D'abord géographiquement : carrefour et frontière entre le Nord et le Sud, l'Est et l'Ouest, l'Europe et l'Afrique, la Méditerranée et l'Océan Atlantique... Mais aussi et avant tout métaphoriquement, symboliquement : frontière entre le réel et le fictionnel. Tanger la ville-mythe, la ville-théâtre, la ville-cinéma. Mais aussi : la ville-arnaque, la ville-contrefaçon.
Il me semble en effet que, pour les touristes qui visitent cette ville et pour ceux qui s'y sont installés plus ou moins définitivement, la dimension du désir - du fantasme - ne va pas sans un certain degré de déception. Comme pour tout objet fantasmé, l'expérience se révèle toujours déceptive.
Il y a des mots qui reviennent souvent lorsqu'on parle de Tanger : fiction, mythe, théâtre, mise en scène, opérette... Et des noms d'écrivain, d'artistes, d'acteurs ou de personnalités mondaines, comme des divinités tutélaires du lieu (divinités décadentes pour la plupart, à l'image de la ville) : Paul Bowles, Claudio Bravo, les Polling Stones, William Burroughs, Mohamed Choukri, Barbara Hutton etc.
Dans Tanger fait son cinéma, Patricia Tome écrit :
« ... Et puis il y avait ceux et celles qui décidaient de rester là, plantés face aux quatre coins cardinaux, ni exilés, ni émigrés, simplement des voyageurs errants sans billet de retour, des baladins en transit, des artistes nomades qui, à force de vouloir témoigner de l'exotisme du lieu et de leur mode de vie, avaient construit leur ville-légende, leur mythe et fait de leur existence une représentation permanente dans un décor de cinéma.
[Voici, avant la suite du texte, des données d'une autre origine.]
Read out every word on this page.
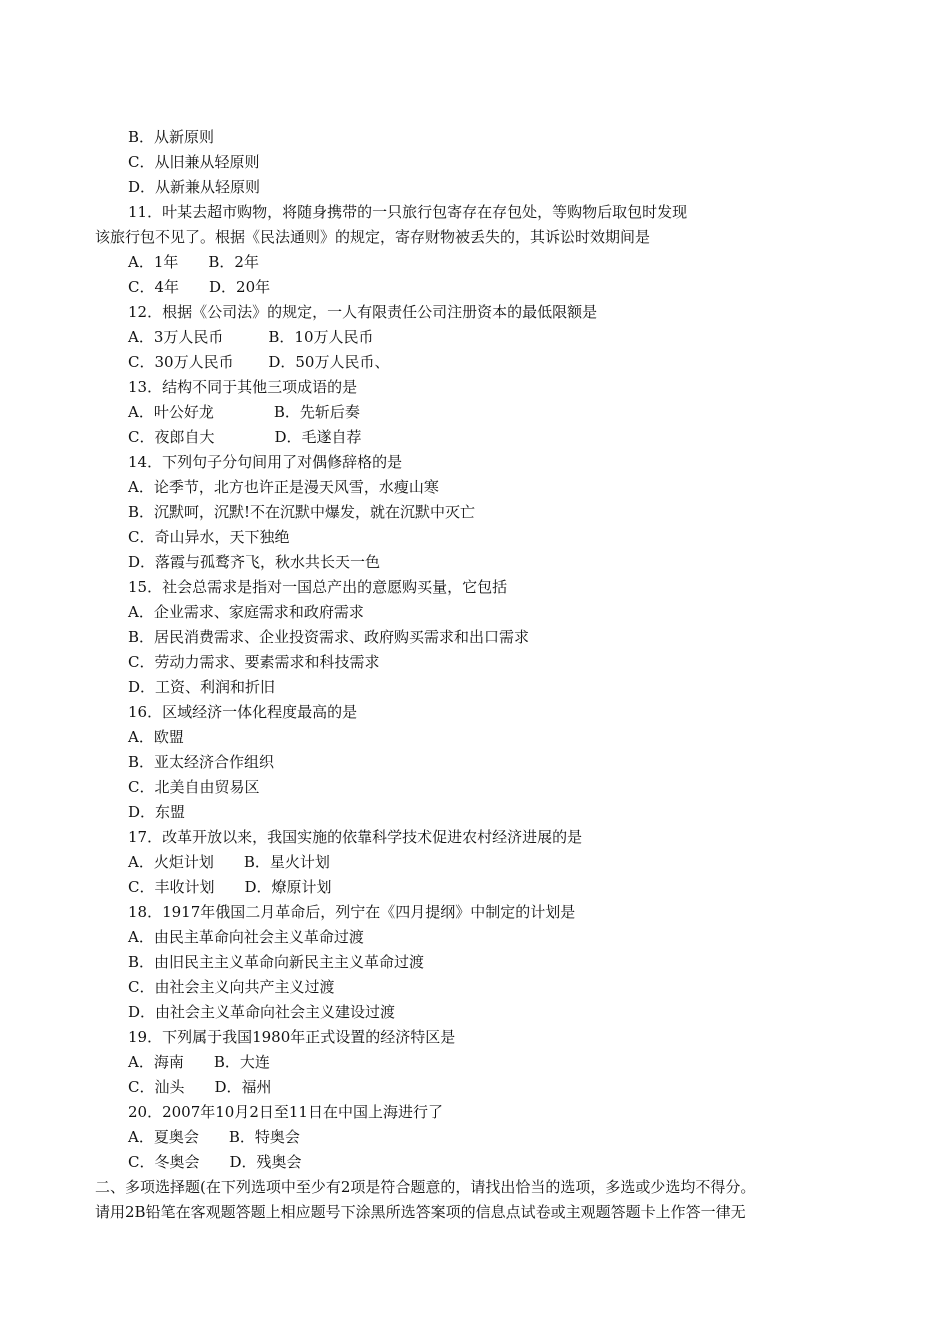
B．从新原则
C．从旧兼从轻原则
D．从新兼从轻原则
11．叶某去超市购物，将随身携带的一只旅行包寄存在存包处，等购物后取包时发现
该旅行包不见了。根据《民法通则》的规定，寄存财物被丢失的，其诉讼时效期间是
A．1年　　B．2年
C．4年　　D．20年
12．根据《公司法》的规定，一人有限责任公司注册资本的最低限额是
A．3万人民币　　　B．10万人民币
C．30万人民币　　 D．50万人民币、
13．结构不同于其他三项成语的是
A．叶公好龙　　　　B．先斩后奏
C．夜郎自大　　　　D．毛遂自荐
14．下列句子分句间用了对偶修辞格的是
A．论季节，北方也许正是漫天风雪，水瘦山寒
B．沉默呵，沉默!不在沉默中爆发，就在沉默中灭亡
C．奇山异水，天下独绝
D．落霞与孤鹜齐飞，秋水共长天一色
15．社会总需求是指对一国总产出的意愿购买量，它包括
A．企业需求、家庭需求和政府需求
B．居民消费需求、企业投资需求、政府购买需求和出口需求
C．劳动力需求、要素需求和科技需求
D．工资、利润和折旧
16．区域经济一体化程度最高的是
A．欧盟
B．亚太经济合作组织
C．北美自由贸易区
D．东盟
17．改革开放以来，我国实施的依靠科学技术促进农村经济进展的是
A．火炬计划　　B．星火计划
C．丰收计划　　D．燎原计划
18．1917年俄国二月革命后，列宁在《四月提纲》中制定的计划是
A．由民主革命向社会主义革命过渡
B．由旧民主主义革命向新民主主义革命过渡
C．由社会主义向共产主义过渡
D．由社会主义革命向社会主义建设过渡
19．下列属于我国1980年正式设置的经济特区是
A．海南　　B．大连
C．汕头　　D．福州
20．2007年10月2日至11日在中国上海进行了
A．夏奥会　　B．特奥会
C．冬奥会　　D．残奥会
二、多项选择题(在下列选项中至少有2项是符合题意的，请找出恰当的选项，多选或少选均不得分。
请用2B铅笔在客观题答题上相应题号下涂黑所选答案项的信息点试卷或主观题答题卡上作答一律无
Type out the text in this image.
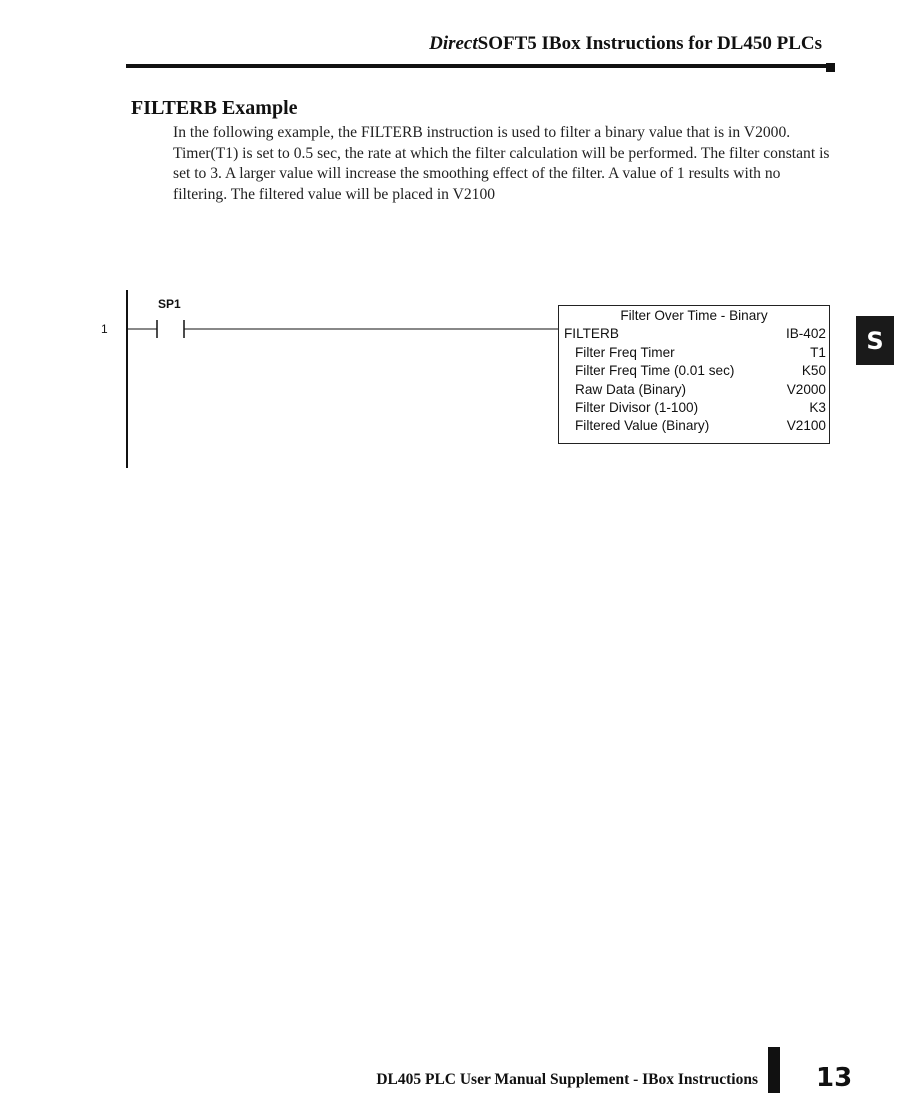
DirectSOFT5 IBox Instructions for DL450 PLCs
FILTERB Example

In the following example, the FILTERB instruction is used to filter a binary value that is in V2000. Timer(T1) is set to 0.5 sec, the rate at which the filter calculation will be performed. The filter constant is set to 3. A larger value will increase the smoothing effect of the filter. A value of 1 results with no filtering. The filtered value will be placed in V2100

S
1
SP1
Filter Over Time - Binary
FILTERB	IB-402
Filter Freq Timer	T1
Filter Freq Time (0.01 sec)	K50
Raw Data (Binary)	V2000
Filter Divisor (1-100)	K3
Filtered Value (Binary)	V2100
DL405 PLC User Manual Supplement - IBox Instructions 13
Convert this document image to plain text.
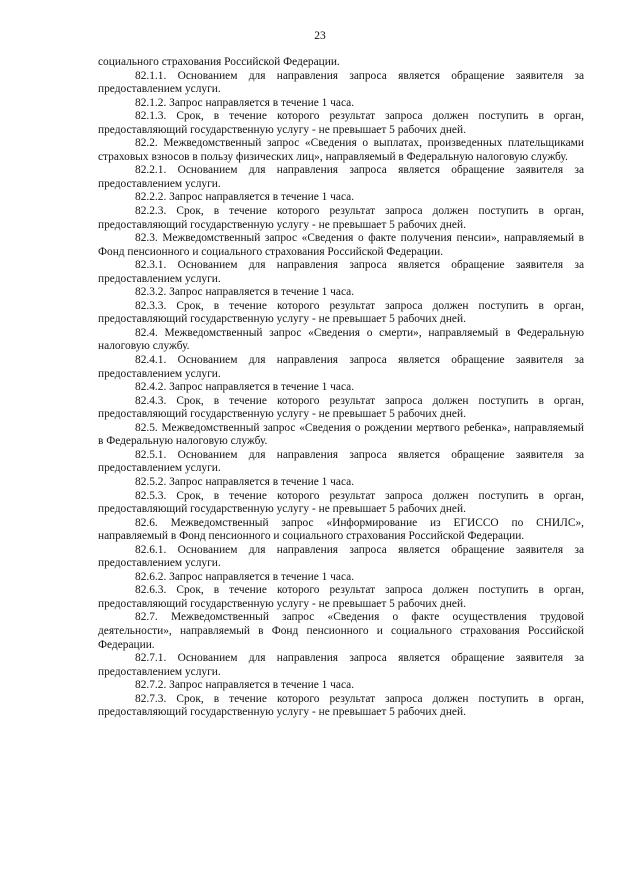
23

социального страхования Российской Федерации.

82.1.1. Основанием для направления запроса является обращение заявителя за предоставлением услуги.

82.1.2. Запрос направляется в течение 1 часа.

82.1.3. Срок, в течение которого результат запроса должен поступить в орган, предоставляющий государственную услугу - не превышает 5 рабочих дней.

82.2. Межведомственный запрос «Сведения о выплатах, произведенных плательщиками страховых взносов в пользу физических лиц», направляемый в Федеральную налоговую службу.

82.2.1. Основанием для направления запроса является обращение заявителя за предоставлением услуги.

82.2.2. Запрос направляется в течение 1 часа.

82.2.3. Срок, в течение которого результат запроса должен поступить в орган, предоставляющий государственную услугу - не превышает 5 рабочих дней.

82.3. Межведомственный запрос «Сведения о факте получения пенсии», направляемый в Фонд пенсионного и социального страхования Российской Федерации.

82.3.1. Основанием для направления запроса является обращение заявителя за предоставлением услуги.

82.3.2. Запрос направляется в течение 1 часа.

82.3.3. Срок, в течение которого результат запроса должен поступить в орган, предоставляющий государственную услугу - не превышает 5 рабочих дней.

82.4. Межведомственный запрос «Сведения о смерти», направляемый в Федеральную налоговую службу.

82.4.1. Основанием для направления запроса является обращение заявителя за предоставлением услуги.

82.4.2. Запрос направляется в течение 1 часа.

82.4.3. Срок, в течение которого результат запроса должен поступить в орган, предоставляющий государственную услугу - не превышает 5 рабочих дней.

82.5. Межведомственный запрос «Сведения о рождении мертвого ребенка», направляемый в Федеральную налоговую службу.

82.5.1. Основанием для направления запроса является обращение заявителя за предоставлением услуги.

82.5.2. Запрос направляется в течение 1 часа.

82.5.3. Срок, в течение которого результат запроса должен поступить в орган, предоставляющий государственную услугу - не превышает 5 рабочих дней.

82.6. Межведомственный запрос «Информирование из ЕГИССО по СНИЛС», направляемый в Фонд пенсионного и социального страхования Российской Федерации.

82.6.1. Основанием для направления запроса является обращение заявителя за предоставлением услуги.

82.6.2. Запрос направляется в течение 1 часа.

82.6.3. Срок, в течение которого результат запроса должен поступить в орган, предоставляющий государственную услугу - не превышает 5 рабочих дней.

82.7. Межведомственный запрос «Сведения о факте осуществления трудовой деятельности», направляемый в Фонд пенсионного и социального страхования Российской Федерации.

82.7.1. Основанием для направления запроса является обращение заявителя за предоставлением услуги.

82.7.2. Запрос направляется в течение 1 часа.

82.7.3. Срок, в течение которого результат запроса должен поступить в орган, предоставляющий государственную услугу - не превышает 5 рабочих дней.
Tanger était devenu l'écran de leur réalité (...). Ils évoluaient dans un scénario entre réalité et fiction. La ville du Détroit leur offrait une scène d'exception, un théâtre grandiose à ciel ouvert ».
C'est ce « scénario entre réalité et fiction », ce « décor de cinéma » que j'ai tenté de porter à l'image dans ce travail qui m'a absorbé pendant trois ans.